I have just spent a wonderful weekend with my wife, where we went to London to take in a show, share a meal and then do that thing that all parents love to do when they get some time alone - sleep later than 5.30am. We saw, and saw that it was gurrrd.
During our little excursion (which she had arranged as a surprise for me - wonderful woman), we were able to enjoy thinking about our life as we presently find it. We were married for a decade before The Twins Aculae made their appearance, so we are very comfortable being together as a couple, and are able to look at what we enjoy now as is distinct from when it was just the two of us. It was a fabulous and an all-positive conversation.
It followed hard on the heels of something that struck me a little while ago. My mum came to stay with us over Christmas, and then she went home. In years gone by, my nan used to have Christmas with my mum and whoever else was around, and then she went home. The mother-in-law visits, and then goes home. All of these people go home to be alone in an empty house. All of these people have known fuller houses, homes with marauding kids, too much to do and too little time.

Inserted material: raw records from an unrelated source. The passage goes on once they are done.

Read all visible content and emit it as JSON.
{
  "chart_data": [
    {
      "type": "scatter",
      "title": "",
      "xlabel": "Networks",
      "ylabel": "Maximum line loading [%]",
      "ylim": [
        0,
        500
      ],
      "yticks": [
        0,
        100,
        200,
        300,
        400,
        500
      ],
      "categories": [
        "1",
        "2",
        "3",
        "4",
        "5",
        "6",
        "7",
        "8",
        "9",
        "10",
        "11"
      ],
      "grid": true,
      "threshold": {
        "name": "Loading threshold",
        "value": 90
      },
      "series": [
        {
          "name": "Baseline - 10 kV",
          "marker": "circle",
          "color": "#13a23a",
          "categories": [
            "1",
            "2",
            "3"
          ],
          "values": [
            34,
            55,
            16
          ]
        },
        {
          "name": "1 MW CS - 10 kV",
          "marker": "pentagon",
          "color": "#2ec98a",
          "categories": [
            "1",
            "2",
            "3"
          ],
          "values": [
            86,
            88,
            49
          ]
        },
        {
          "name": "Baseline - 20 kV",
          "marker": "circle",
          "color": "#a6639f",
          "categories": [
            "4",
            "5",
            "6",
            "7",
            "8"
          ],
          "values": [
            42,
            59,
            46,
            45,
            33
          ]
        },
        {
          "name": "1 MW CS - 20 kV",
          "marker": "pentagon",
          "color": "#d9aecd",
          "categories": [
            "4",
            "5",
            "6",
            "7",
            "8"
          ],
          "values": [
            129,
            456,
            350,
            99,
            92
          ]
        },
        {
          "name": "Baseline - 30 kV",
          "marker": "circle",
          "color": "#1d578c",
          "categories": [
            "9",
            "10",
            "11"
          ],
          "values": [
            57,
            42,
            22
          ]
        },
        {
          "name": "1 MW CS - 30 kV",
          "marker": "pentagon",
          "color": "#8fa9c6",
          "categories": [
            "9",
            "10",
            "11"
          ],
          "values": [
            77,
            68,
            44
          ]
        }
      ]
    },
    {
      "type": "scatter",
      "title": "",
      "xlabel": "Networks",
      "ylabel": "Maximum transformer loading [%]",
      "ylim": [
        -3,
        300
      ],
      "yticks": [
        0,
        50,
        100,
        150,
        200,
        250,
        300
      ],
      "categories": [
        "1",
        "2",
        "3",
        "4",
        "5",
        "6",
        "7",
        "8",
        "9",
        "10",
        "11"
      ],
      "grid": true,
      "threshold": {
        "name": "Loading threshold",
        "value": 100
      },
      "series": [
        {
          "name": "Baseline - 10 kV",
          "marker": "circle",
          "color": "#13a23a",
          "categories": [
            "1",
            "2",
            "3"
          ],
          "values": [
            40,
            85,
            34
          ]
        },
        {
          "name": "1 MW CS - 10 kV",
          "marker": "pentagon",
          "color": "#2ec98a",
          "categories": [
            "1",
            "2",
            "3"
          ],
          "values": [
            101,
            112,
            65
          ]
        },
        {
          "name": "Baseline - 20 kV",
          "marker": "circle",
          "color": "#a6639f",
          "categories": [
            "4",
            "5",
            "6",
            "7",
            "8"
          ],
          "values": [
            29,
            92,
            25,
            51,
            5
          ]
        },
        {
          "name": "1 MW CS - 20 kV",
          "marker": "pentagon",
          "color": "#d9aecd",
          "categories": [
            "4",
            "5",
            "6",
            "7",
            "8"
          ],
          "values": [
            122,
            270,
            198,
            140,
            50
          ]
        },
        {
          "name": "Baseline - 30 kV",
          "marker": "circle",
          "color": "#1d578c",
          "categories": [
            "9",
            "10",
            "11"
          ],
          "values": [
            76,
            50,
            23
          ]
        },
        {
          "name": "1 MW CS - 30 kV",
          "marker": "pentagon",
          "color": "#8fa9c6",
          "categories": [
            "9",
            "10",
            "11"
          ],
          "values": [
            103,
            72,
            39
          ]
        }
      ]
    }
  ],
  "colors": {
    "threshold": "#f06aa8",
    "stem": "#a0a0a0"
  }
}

Now they live alone, or lived alone in the case of my beloved nan is who is no longer on this earth.
My current life is one of a parent with young kids battering around the place making their noise and mess. It is just wonderful! I am fast discovering that one of my own greatest fears is that time, perhaps, when no-one with whom I spend my life now is still with me. The kids will inevitably fly the nest, and I might survive my wife. It is a difficult prospect - that of being alone, yet at least half of us are destined to experience it at one level or another. I am not afraid of death, but I am afraid of being alone and being alive.
Being alone is not, per se, a bad thing - when it is chosen (in my own opinion). I enjoy my own company; it provides me some relief from a public ministry or a high-speed high-octane lifestyle that parents to young children will know all about. I try hard to put myself in my mum's shoes at times - more especially when she has been with us for a while, having to return to an empty house, mit moggy. It seems somehow unjust that, having given us all a home and safety, warmth and sustenance that she should seem to be abandoned to being alone after dad did the disgraceful thing and died. Maybe she doesn't see it that way, I don't know.
I minister to the recently 'aloned' - those dear people whom I encounter at the point of arranging a funeral. The thing that affects me most is their own fear of the future being alone. As I have heard said, and with which I often agree - comedy is funnier with someone else to laugh with; a meal tastes better; a walk is so much more enjoyable; recalling the day's silliness more meaningful; sharing story or a joke, or an observation of something beautiful more pleasurable. I feel for those people once the service and wake are over, the family and well-wishers gone, and then the same room with the same familiar things, with someone missing.